En passant la barrière hémato-encéphalique, la caféine s’installe aisément dans le cerveau qui s’habitue à sa présence et y prend goût. Chez les consommateurs réguliers de café, on note ainsi une multiplication des récepteurs de l’adénosine, ceux qui accueillent la caféine. De fait, comme pour toute accoutumance, pour une même dose, les effets psychotropes deviennent de plus en plus réduits. Ensuite, un sevrage de caféine, en permettant le retour actif de l’adénosine, va en multiplier les pouvoirs physiologiques (fatigue, dilatation des vaisseaux sanguins entraînant des céphalées, nausées, bradycardie, perte de concentration, etc.) et entraîner une sensation de manque, avec tous les symptômes de sevrage qui vont avec. On constate alors l’apparition de céphalées, une irritabilité accrue, des difficultés à se concentrer… Ces effets pervers disparaissent généralement au bout de cinq jours, une fois le nombre de récepteur de l’adénosine revenus à leur quantité normale.

De nombreux experts estiment que les effets psychotropes de la caféine ont longtemps été surévalués en raison de ces symptômes de sevrages : en comparant les états entre une personne sous caféine et une personne qui en est privée durant sa période de sevrage, le grand écart est en effet flagrant, mais ne prend pas en compte l’état normal du sujet. L’accoutumance intervient dès 400 mg trois fois par jour durant sept jours et la dépendance apparaît lorsque la consommation est continue, comme ce fut le cas chez Balzac. La bonne méthode pour se sevrer est de diminuer progressivement sa consommation et non d’arrêter d’un coup.
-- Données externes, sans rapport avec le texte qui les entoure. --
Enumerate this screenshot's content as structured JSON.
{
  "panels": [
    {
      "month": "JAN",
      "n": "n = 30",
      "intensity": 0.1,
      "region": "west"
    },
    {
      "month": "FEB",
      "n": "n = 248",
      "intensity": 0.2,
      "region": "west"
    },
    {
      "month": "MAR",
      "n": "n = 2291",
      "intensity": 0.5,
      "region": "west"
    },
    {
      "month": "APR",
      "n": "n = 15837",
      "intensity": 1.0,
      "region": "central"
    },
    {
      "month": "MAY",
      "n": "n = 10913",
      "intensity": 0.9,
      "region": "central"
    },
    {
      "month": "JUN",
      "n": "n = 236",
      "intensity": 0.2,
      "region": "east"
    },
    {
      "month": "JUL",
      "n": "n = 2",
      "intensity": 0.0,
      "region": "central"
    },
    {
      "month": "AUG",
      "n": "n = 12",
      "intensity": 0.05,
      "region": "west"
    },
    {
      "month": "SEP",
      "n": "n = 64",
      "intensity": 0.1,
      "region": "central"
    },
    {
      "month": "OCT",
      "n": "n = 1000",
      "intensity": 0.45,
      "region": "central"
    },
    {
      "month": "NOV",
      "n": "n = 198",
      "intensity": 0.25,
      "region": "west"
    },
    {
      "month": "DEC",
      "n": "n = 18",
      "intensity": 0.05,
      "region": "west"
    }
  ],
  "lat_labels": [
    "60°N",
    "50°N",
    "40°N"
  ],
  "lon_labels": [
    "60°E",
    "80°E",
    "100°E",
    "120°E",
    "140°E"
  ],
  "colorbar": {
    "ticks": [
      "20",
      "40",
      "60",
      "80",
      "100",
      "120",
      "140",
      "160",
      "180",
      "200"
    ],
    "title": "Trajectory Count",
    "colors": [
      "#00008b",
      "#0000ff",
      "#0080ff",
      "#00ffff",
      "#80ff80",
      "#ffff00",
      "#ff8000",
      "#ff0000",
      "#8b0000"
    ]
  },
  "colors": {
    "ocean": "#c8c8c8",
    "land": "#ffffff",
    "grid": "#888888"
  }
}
Attention, les cafés « décaféinés » contiennent toujours de la caféine en quantité non négligeable.

Pour résumer :

  • Une dose de moins de 500mg de caféine/jour (environ 6 tasses de café) est rarement dangereuse
  • L’accoutumance à la caféine intervient cependant rapidement
  • Le sevrage est rapide mais peut entraîner des maux pénibles
  • Il est conseillé de réduire progressivement sa dose de caféine afin d’effectuer un sevrage sans gênes
  • Les cafés décaféinés contiennent de la caféine
Parkinson

Des pistes pour la maladie de Parkinson

Comme toute substance psychotrope, la caféine offre donc des avantages certains et des inconvénients non moins implacables. Des études récentes réalisées à grande échelle ont montré que la caféine réduirait le risque de développement de la maladie de Parkinson. Le processus est encore mal connu des chercheurs, mais aurait un lien avec le rapport de force entre récepteurs d’adénosine (qui se multiplient en cas de prise prolongée ou fréquente de caféine) et récepteurs de dopamine (qui diminuent lorsque les récepteurs d’adénosine augmentent), impliqués dans la maladie de Parkinson. Attention tout de même, la diminution de la dopamine entraîne de nombreux effets pervers, pouvant aller jusqu’à la dépression. Une preuve de plus de l’ambiguïté de la caféine qui oscille toujours quelque part entre le poison et le remède.

Des pistes pour la maladie de Parkinson

« Les premières interdictions dans le sport ont logiquement porté sur les stimulants et c’est même eux qui alimentent la liste la plus longue des substances interdites. L’AMA précise que « tous les stimulants sont interdits » et que tous les analogues, par la structure chimique ou l’effet biologique, d’une molécule stimulante listée sont également interdits », explique le Docteur Jacomet, membre du Comité Monégasque Antidopage. La caféine entre indéniablement dans cette case-là. De fait, de 1999, date de création de l’AMA à 2004, la caféine figurait sur la Liste des interdictions. La consommation extensive et la difficulté à aboutir à des contrôles précis et justes ont forcé l’AMA à retirer la caféine de la Liste, un peu comme le sultan du Caire en son temps en leva la prohibition. « Il n’y a pas d’autre solution que de garder la caféine sous surveillance puisqu’on ne peut ni l’autoriser, ni l’interdire, comme le voudrait le Code mondial du sport », conclue le Dr Jacomet. La caféine réintègre donc cette année le programme de surveillance de la Liste de l’AMA.